2001 Zulu-language song by Mbongeni Ngema

AmaNdiya is a 2001 Zulu language song by South African musician Mbongeni Ngema. The song is controversial for accusing South Africa's Indian community of racism and exploitation of black South Africans. It has been accused of being racially derogatory towards the Indian community and promoting anti-Indian sentiment.

On 27 December 2001 the Broadcasting Complaints Commission of South Africa (BCCSA) banned the song from Ukhozi FM after the South African Human Rights Commission filed a complaint. BCCSA chairperson ruled the song constituted hate speech for making "sweeping generalisations" accusing Indians of oppressing and dispossessing Zulus. Former South African president, Nelson Mandela, called on Ngema to apologise "if he has offended anyone with racist lyrics." A motion in the South African parliament was proposed condemning the song and the Anglican bishop of KwaZulu-Natal stated that the song should be banned.
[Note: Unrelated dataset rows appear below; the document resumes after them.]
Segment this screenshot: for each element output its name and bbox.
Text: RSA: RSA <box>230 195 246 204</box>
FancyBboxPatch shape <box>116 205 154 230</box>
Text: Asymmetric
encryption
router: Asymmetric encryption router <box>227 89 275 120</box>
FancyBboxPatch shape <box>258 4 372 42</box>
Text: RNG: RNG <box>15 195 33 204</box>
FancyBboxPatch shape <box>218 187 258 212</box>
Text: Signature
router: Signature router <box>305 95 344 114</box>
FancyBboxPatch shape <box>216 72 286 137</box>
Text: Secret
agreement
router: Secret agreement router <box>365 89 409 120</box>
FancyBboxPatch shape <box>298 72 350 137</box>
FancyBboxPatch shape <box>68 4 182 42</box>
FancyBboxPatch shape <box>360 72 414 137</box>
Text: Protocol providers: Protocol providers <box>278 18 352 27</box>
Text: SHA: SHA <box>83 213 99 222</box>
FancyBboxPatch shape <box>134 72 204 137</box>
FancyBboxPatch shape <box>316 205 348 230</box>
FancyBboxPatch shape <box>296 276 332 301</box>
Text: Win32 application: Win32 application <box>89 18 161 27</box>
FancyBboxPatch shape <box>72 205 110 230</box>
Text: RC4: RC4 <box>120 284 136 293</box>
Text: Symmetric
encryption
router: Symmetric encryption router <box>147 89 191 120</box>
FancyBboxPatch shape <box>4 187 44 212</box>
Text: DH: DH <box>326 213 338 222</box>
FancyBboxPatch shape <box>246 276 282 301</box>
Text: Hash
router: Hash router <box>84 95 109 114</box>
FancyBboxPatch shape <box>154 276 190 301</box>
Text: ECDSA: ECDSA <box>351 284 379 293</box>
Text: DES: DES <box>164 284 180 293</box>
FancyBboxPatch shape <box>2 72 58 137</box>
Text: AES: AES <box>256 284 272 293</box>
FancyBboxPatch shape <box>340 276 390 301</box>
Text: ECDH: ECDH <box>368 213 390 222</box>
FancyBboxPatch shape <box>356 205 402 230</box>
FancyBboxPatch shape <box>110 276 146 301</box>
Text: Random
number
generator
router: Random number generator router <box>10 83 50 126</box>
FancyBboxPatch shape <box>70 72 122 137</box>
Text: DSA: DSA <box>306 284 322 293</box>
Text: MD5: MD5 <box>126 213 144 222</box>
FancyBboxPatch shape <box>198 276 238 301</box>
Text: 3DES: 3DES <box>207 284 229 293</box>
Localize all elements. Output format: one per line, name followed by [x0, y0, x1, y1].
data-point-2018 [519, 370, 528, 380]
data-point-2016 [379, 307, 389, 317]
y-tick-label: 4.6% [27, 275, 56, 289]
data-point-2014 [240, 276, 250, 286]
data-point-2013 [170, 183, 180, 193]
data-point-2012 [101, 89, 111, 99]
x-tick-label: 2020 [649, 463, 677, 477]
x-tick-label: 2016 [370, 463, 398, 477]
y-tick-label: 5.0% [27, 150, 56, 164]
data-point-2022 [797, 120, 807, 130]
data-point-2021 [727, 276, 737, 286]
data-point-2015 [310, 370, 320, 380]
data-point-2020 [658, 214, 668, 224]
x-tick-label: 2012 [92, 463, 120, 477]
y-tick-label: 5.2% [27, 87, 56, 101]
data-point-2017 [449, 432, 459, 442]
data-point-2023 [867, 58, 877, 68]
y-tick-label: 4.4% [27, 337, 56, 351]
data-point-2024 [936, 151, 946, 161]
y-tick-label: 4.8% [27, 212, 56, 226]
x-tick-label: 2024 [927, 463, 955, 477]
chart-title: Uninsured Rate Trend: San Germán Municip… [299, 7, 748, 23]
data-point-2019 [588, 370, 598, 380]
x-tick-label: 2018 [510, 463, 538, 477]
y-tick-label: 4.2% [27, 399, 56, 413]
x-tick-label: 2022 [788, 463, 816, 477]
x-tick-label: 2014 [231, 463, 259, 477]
The Mail & Guardian compared the song to Simon Bikindi's anti-Tutsi song released just before the Rwandan genocide. The public reaction to the song has been compared to the controversial Apartheid era song Dubul' ibhunu (Kill the Boer).

Ngema rejected calls to apologise for the song and defended his lyrics, saying they reflect the views of many black South Africans.

Especially controversial lyrics of the song, translated into English, included: "Indians don't want to change, even Mandela has failed to convince them. It was better with whites we knew then it was a racial conflict";

"...we struggle so much here in Durban, as we have been dispossessed by Indians";

"I have never seen Dlamini [a common Zulu name] emigrating to Bombay, India. Yet, Indians, arrive everyday in Durban - they are packing the airport full".